Ekipa bombowa obecnie sprawdza miejsce eksplozji w poszukiwaniu jej skutków. Prawdopodobnie doszło do zwarcia w jednym z transformatorów elektrycznych, jednak jeden ze świadków donosi o kuli ognia, która utworzyła się po wybuchu w okolicach budynku. Ulica Kearny na której miał miejsce wybuch została wyłączona z ruchu, a wszystkie lokalne ulice zostały zablokowane przez policję w celu ułatwienia pracy służbom porządkowym.

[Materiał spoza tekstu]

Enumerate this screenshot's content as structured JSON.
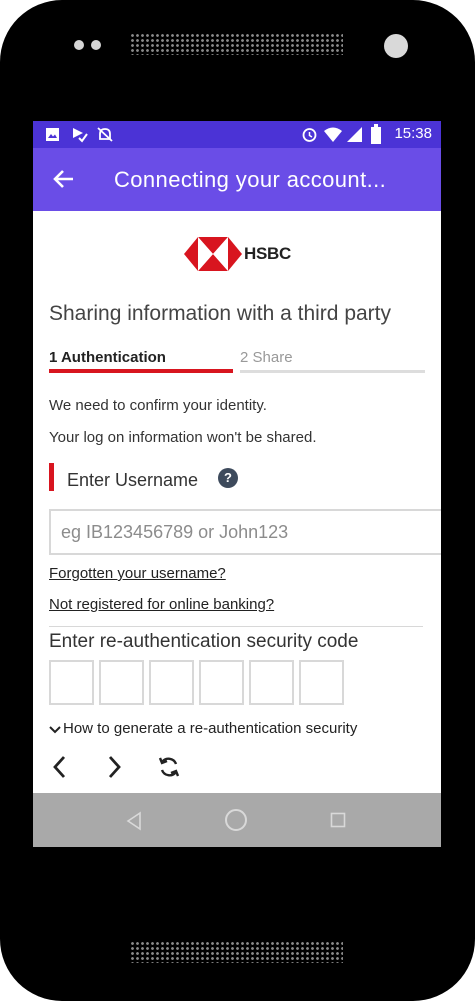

Naoczni świadkowie podali, że w okolicznych budynkach wyleciały szyby, a pokrywy kanałów wyleciały na odległość kilkunastu metrów. Pracownicy znajdujący się niedaleko ulicy Kearny uciekli ze swoich biur w obawie przed atakiem terrorystycznym. W czasie eksplozji światła w budynkach zaczęły migać, a windy chwilowo się zatrzymały po przeładowaniu elektrycznym.

Jak donoszą władze, inna kobieta musiała otrzymać pomoc lekarską na miejscu po zaczadzeniu gazem. Policja wykluczyła możliwość ataku terrorystycznego.

Paul Moreno, rzecznik firmy Pacific Gas & Electric Co. powiedział, że transformatory prądu w ich firmie już wcześniej zawodziły w ten sposób.